China's HNA Group, which has invested in several logistics assets, is facing headwinds following a spending spree that has left the company in debt and concerns over its ownership structure.
Bloomberg reports that the company has seen three deals in the last three months fail and its short-term debts have reached $28bn after it spent more than $40bn over the last three years.
Deals were blocked over concerns about the conglomerate's ownership structure.
The company has several outstanding investments, including the purchase of a controlling stake in the owner of Rio de Janeiro's largest airport, Aeroporto Internacional Antônio Carlos Jobim – Galeã (GIG Airport).
Its Swissport ground handler business also has yet to complete its purchase of Aerocare, the largest handler in Australia and New Zealand.
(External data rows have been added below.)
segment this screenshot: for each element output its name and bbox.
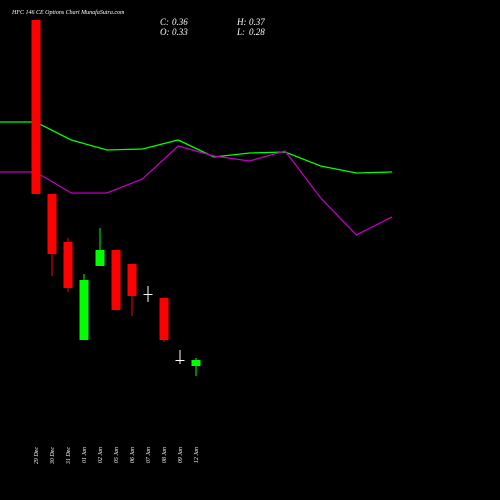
x-tick-label: 01 Jan [82,447,88,463]
candle-body [191,360,201,366]
x-tick-label: 02 Jan [98,447,104,463]
x-tick-label: 30 Dec [50,447,56,465]
x-tick-label: 05 Jan [114,447,120,463]
candle-body [175,360,185,361]
ohlc-label: C: [160,17,169,27]
ohlc-label: L: [236,27,245,37]
candle-body [143,294,153,295]
indicator-line [0,145,393,236]
ohlc-label: O: [160,27,170,37]
candle-body [95,250,105,266]
x-tick-label: 31 Dec [66,447,72,465]
ohlc-value: 0.28 [249,27,265,37]
indicator-line [0,121,393,174]
ohlc-value: 0.33 [172,27,188,37]
x-tick-label: 12 Jan [194,447,200,463]
ohlc-value: 0.36 [172,17,188,27]
candle-body [159,298,169,340]
ohlc-label: H: [236,17,247,27]
candle-body [31,20,41,194]
chart-title: HFC 146 CE Options Chart MunafaSutra.com [11,9,125,16]
candle-body [47,194,57,254]
candle-body [79,280,89,340]
x-tick-label: 08 Jan [162,447,168,463]
ohlc-value: 0.37 [249,17,265,27]
candle-body [127,264,137,296]
x-tick-label: 09 Jan [178,447,184,463]
x-tick-label: 29 Dec [34,447,40,464]
x-tick-label: 07 Jan [146,447,152,463]
x-tick-label: 06 Jan [130,447,136,463]
candle-body [111,250,121,310]
candle-body [63,242,73,288]
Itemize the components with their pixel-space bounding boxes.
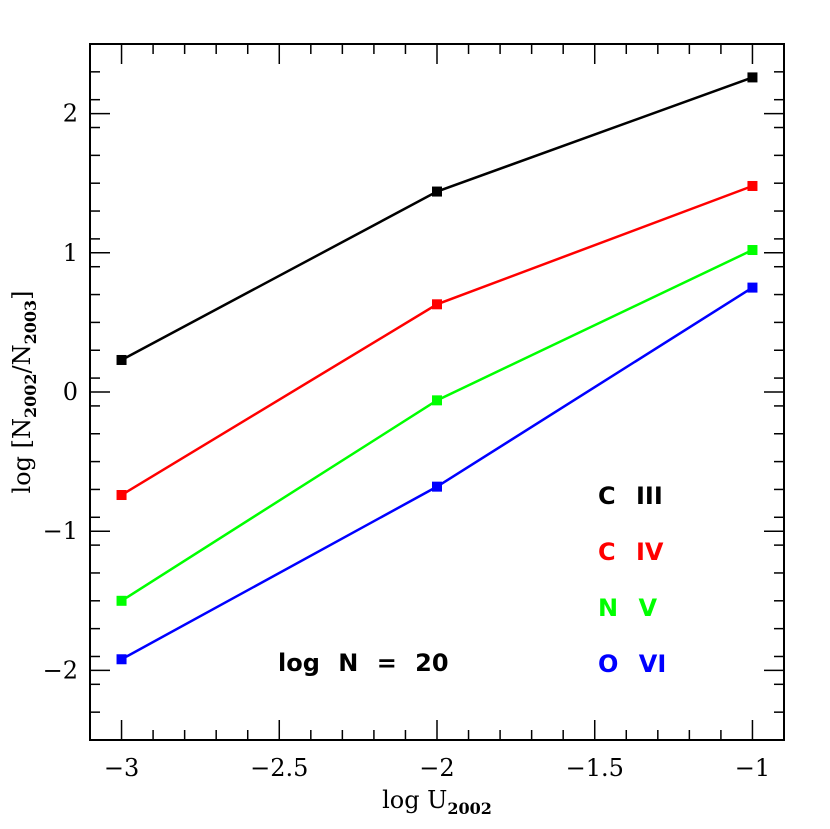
data-point bbox=[116, 654, 127, 665]
y-axis-label-suffix: ] bbox=[8, 290, 36, 299]
data-point bbox=[116, 490, 127, 501]
y-axis-label: log [N2002/N2003] bbox=[8, 290, 40, 493]
data-point bbox=[432, 395, 442, 406]
series-line bbox=[120, 286, 754, 661]
series-line bbox=[120, 76, 753, 362]
series-o-vi bbox=[116, 282, 758, 665]
data-point bbox=[116, 595, 127, 606]
legend: C III C IV N V O VI bbox=[598, 482, 666, 678]
y-tick-label: −2 bbox=[43, 656, 78, 684]
legend-entry: O VI bbox=[598, 650, 666, 678]
x-axis-label-main: log U bbox=[382, 786, 447, 814]
axis-ticks bbox=[89, 43, 785, 741]
legend-entry: N V bbox=[598, 594, 657, 622]
data-point bbox=[747, 72, 758, 83]
series-n-v bbox=[116, 245, 758, 606]
y-tick-label: −1 bbox=[43, 517, 78, 545]
legend-entry: C III bbox=[598, 482, 663, 510]
data-point bbox=[432, 186, 442, 197]
legend-entry: C IV bbox=[598, 538, 664, 566]
series-c-iv bbox=[116, 180, 758, 501]
y-tick-label: 0 bbox=[63, 378, 78, 406]
series-c-iii bbox=[116, 72, 758, 365]
x-tick-label: −1.5 bbox=[566, 754, 624, 782]
y-tick-label: 1 bbox=[63, 239, 78, 267]
data-point bbox=[116, 354, 127, 365]
tick-labels: −3 −2.5 −2 −1.5 −1 −2 −1 0 1 2 bbox=[43, 100, 771, 782]
x-axis-label-subscript: 2002 bbox=[447, 799, 492, 818]
data-point bbox=[747, 282, 758, 293]
annotation-log-n: log N = 20 bbox=[278, 649, 449, 677]
y-tick-label: 2 bbox=[63, 100, 78, 128]
series-layer bbox=[116, 72, 758, 665]
x-tick-label: −1 bbox=[735, 754, 770, 782]
x-tick-label: −2 bbox=[419, 754, 454, 782]
plot-frame bbox=[89, 43, 785, 741]
y-axis-label-mid: /N bbox=[8, 344, 36, 373]
x-tick-label: −2.5 bbox=[250, 754, 308, 782]
y-axis-label-sub2: 2003 bbox=[21, 300, 40, 345]
y-axis-label-sub1: 2002 bbox=[21, 373, 40, 418]
x-axis-label: log U2002 bbox=[382, 786, 492, 818]
y-axis-label-prefix: log [N bbox=[8, 418, 36, 493]
data-point bbox=[432, 481, 442, 492]
data-point bbox=[747, 245, 758, 256]
x-tick-label: −3 bbox=[104, 754, 139, 782]
data-point bbox=[747, 180, 758, 191]
series-line bbox=[120, 184, 753, 497]
data-point bbox=[432, 299, 442, 310]
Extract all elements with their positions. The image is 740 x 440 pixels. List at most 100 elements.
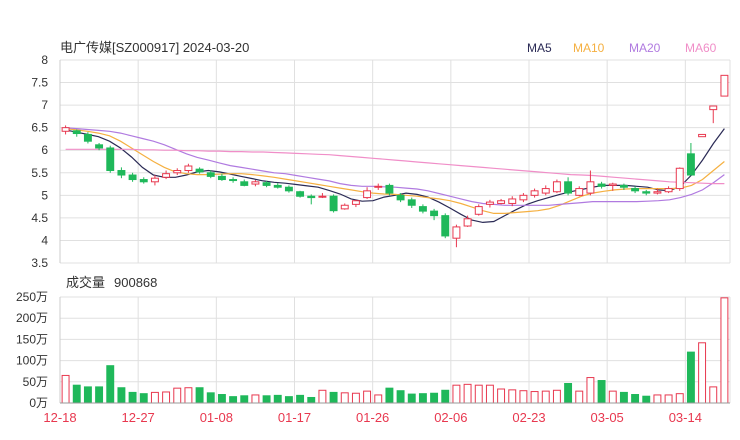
candle [240, 179, 249, 187]
volume-bar [463, 383, 472, 404]
candle [273, 183, 282, 189]
candle [497, 198, 506, 205]
candle-body [608, 183, 617, 186]
volume-bar [407, 393, 416, 404]
price-tick-label: 4 [41, 233, 48, 247]
date-tick-label: 01-26 [356, 410, 389, 425]
candle [307, 194, 316, 205]
volume-bar [497, 388, 506, 404]
candle [251, 179, 260, 187]
candle [597, 181, 606, 189]
candle [206, 170, 215, 179]
candle-body [474, 206, 483, 215]
candle-body [508, 198, 517, 204]
candle-body [664, 188, 673, 193]
candle-body [206, 172, 215, 177]
price-tick-label: 7.5 [31, 76, 48, 90]
ma-line-ma60 [65, 148, 725, 185]
candle-body [307, 195, 316, 199]
volume-tick-label: 250万 [16, 290, 48, 304]
candle [519, 193, 528, 203]
price-tick-label: 3.5 [31, 256, 48, 270]
volume-bar [653, 394, 662, 404]
candle-body [117, 170, 126, 176]
price-tick-label: 8 [41, 53, 48, 67]
volume-bar [173, 387, 182, 404]
volume-bar [262, 395, 271, 404]
candle [162, 170, 171, 180]
candle-body [340, 204, 349, 210]
candle-body [597, 183, 606, 187]
candle [530, 188, 539, 198]
candle-body [552, 181, 561, 193]
volume-bar [430, 392, 439, 404]
volume-bar [329, 391, 338, 404]
volume-bar [296, 394, 305, 404]
candle-body [329, 195, 338, 212]
volume-bar [396, 390, 405, 404]
candle [686, 143, 695, 176]
candle [552, 179, 561, 194]
candle-body [418, 206, 427, 212]
volume-tick-label: 0万 [29, 396, 48, 410]
volume-bar [698, 342, 707, 404]
candle-body [497, 200, 506, 204]
volume-bar [162, 391, 171, 404]
candle [396, 193, 405, 203]
volume-bar [374, 394, 383, 404]
candle [675, 167, 684, 191]
candle [83, 132, 92, 144]
volume-bar [631, 394, 640, 404]
legend-ma60: MA60 [685, 41, 717, 55]
volume-bar [530, 391, 539, 404]
volume-bar [340, 392, 349, 404]
candle [385, 183, 394, 196]
candle [262, 180, 271, 188]
candle-body [318, 195, 327, 198]
candle-body [530, 190, 539, 196]
volume-bar [72, 384, 81, 404]
legend-ma20: MA20 [629, 41, 661, 55]
date-tick-label: 12-18 [43, 410, 76, 425]
candle [698, 133, 707, 138]
volume-bar [61, 374, 70, 404]
volume-bar [452, 384, 461, 404]
candle [329, 194, 338, 213]
candlesticks [61, 74, 729, 248]
price-tick-label: 6 [41, 143, 48, 157]
candle-body [385, 184, 394, 194]
volume-bar [608, 390, 617, 404]
volume-bar [541, 390, 550, 404]
volume-label-prefix: 成交量 [66, 275, 105, 290]
candle [452, 224, 461, 248]
candle [128, 172, 137, 182]
candle [95, 143, 104, 151]
volume-bar [95, 386, 104, 404]
candle [664, 186, 673, 194]
volume-bar [586, 377, 595, 404]
candle-body [150, 177, 159, 183]
volume-bar [206, 392, 215, 404]
volume-bar [217, 394, 226, 404]
candle-body [564, 181, 573, 194]
candle-body [251, 181, 260, 185]
candle-body [441, 215, 450, 237]
candle-body [83, 133, 92, 142]
candle-body [642, 191, 651, 194]
candle-body [698, 133, 707, 138]
volume-grid [59, 296, 731, 404]
candle [318, 193, 327, 199]
candle-body [675, 167, 684, 190]
date-tick-label: 01-08 [200, 410, 233, 425]
volume-bar [418, 393, 427, 404]
candle [374, 183, 383, 190]
candle-body [374, 185, 383, 188]
candle-body [463, 218, 472, 227]
candle-body [619, 184, 628, 188]
candle [720, 74, 729, 97]
candle [195, 167, 204, 174]
candle-body [284, 186, 293, 192]
candle-body [653, 191, 662, 194]
candle-body [173, 170, 182, 174]
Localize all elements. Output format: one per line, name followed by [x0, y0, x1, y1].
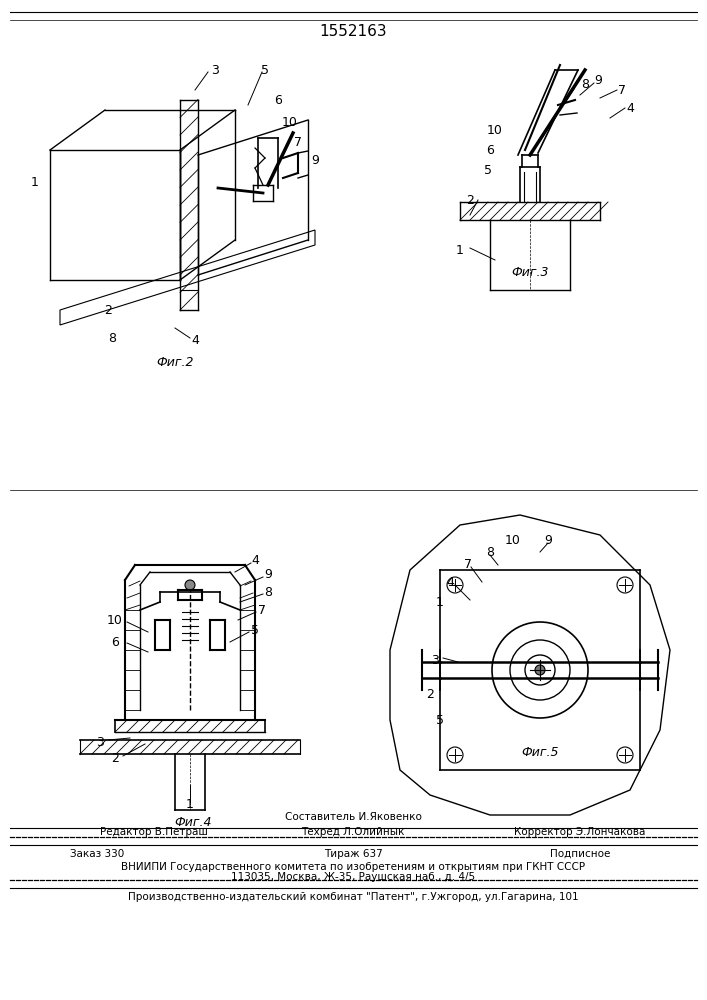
Text: 10: 10: [505, 534, 521, 546]
Text: 6: 6: [274, 94, 282, 106]
Circle shape: [185, 580, 195, 590]
Text: 4: 4: [626, 102, 634, 114]
Text: 1: 1: [436, 595, 444, 608]
Text: 2: 2: [104, 304, 112, 316]
Text: 5: 5: [484, 163, 492, 176]
Text: 2: 2: [426, 688, 434, 702]
Text: 4: 4: [446, 576, 454, 588]
Text: 4: 4: [191, 334, 199, 347]
Text: Фиг.3: Фиг.3: [511, 265, 549, 278]
Text: 7: 7: [258, 603, 266, 616]
Text: Тираж 637: Тираж 637: [324, 849, 382, 859]
Text: 2: 2: [466, 194, 474, 207]
Text: 8: 8: [108, 332, 116, 344]
Text: 3: 3: [211, 64, 219, 77]
Text: 113035, Москва, Ж-35, Раушская наб., д. 4/5: 113035, Москва, Ж-35, Раушская наб., д. …: [231, 872, 475, 882]
Text: Редактор В.Петраш: Редактор В.Петраш: [100, 827, 208, 837]
Text: 8: 8: [581, 79, 589, 92]
Text: Корректор Э.Лончакова: Корректор Э.Лончакова: [514, 827, 645, 837]
Text: 1: 1: [186, 798, 194, 812]
Text: 9: 9: [544, 534, 552, 546]
Text: 10: 10: [282, 115, 298, 128]
Text: 3: 3: [96, 736, 104, 748]
Text: 2: 2: [111, 752, 119, 764]
Text: Заказ 330: Заказ 330: [70, 849, 124, 859]
Text: 5: 5: [261, 64, 269, 77]
Text: Подписное: Подписное: [550, 849, 610, 859]
Text: 7: 7: [464, 558, 472, 572]
Text: 5: 5: [251, 624, 259, 637]
Text: Составитель И.Яковенко: Составитель И.Яковенко: [284, 812, 421, 822]
Text: Фиг.4: Фиг.4: [174, 816, 212, 828]
Text: Фиг.2: Фиг.2: [156, 356, 194, 368]
Text: 3: 3: [431, 654, 439, 666]
Text: 6: 6: [111, 636, 119, 648]
Text: 9: 9: [264, 568, 272, 582]
Text: 4: 4: [251, 554, 259, 566]
Text: Производственно-издательский комбинат "Патент", г.Ужгород, ул.Гагарина, 101: Производственно-издательский комбинат "П…: [128, 892, 578, 902]
Text: 8: 8: [486, 546, 494, 558]
Text: 10: 10: [487, 123, 503, 136]
Text: 9: 9: [311, 153, 319, 166]
Text: 10: 10: [107, 613, 123, 626]
Text: 6: 6: [486, 143, 494, 156]
Text: 5: 5: [436, 714, 444, 726]
Text: 1: 1: [456, 243, 464, 256]
Text: Фиг.5: Фиг.5: [521, 746, 559, 758]
Text: 1: 1: [31, 176, 39, 188]
Text: 8: 8: [264, 585, 272, 598]
Text: 1552163: 1552163: [319, 24, 387, 39]
Text: 7: 7: [294, 135, 302, 148]
Text: Техред Л.Олийнык: Техред Л.Олийнык: [301, 827, 404, 837]
Text: ВНИИПИ Государственного комитета по изобретениям и открытиям при ГКНТ СССР: ВНИИПИ Государственного комитета по изоб…: [121, 862, 585, 872]
Circle shape: [535, 665, 545, 675]
Text: 7: 7: [618, 84, 626, 97]
Text: 9: 9: [594, 74, 602, 87]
Swissport, however, told Bloomberg the deal is due to close in January.
In the US, lawmakers are calling for greater oversight of HNA's acquisitions in the country.
In response, the company, which is also affiliated with Suparna Airlines and several other logistics businesses, has said it will not default.
To meet the challenge, the group is planning to lend some of its shares in the Postal Savings Bank of China to investors as part of a financing deal to boost liquidity. It is also planning on selling some oversees properties.
In better news for the conglomerate, Austria has approved its acquisition of an asset manager.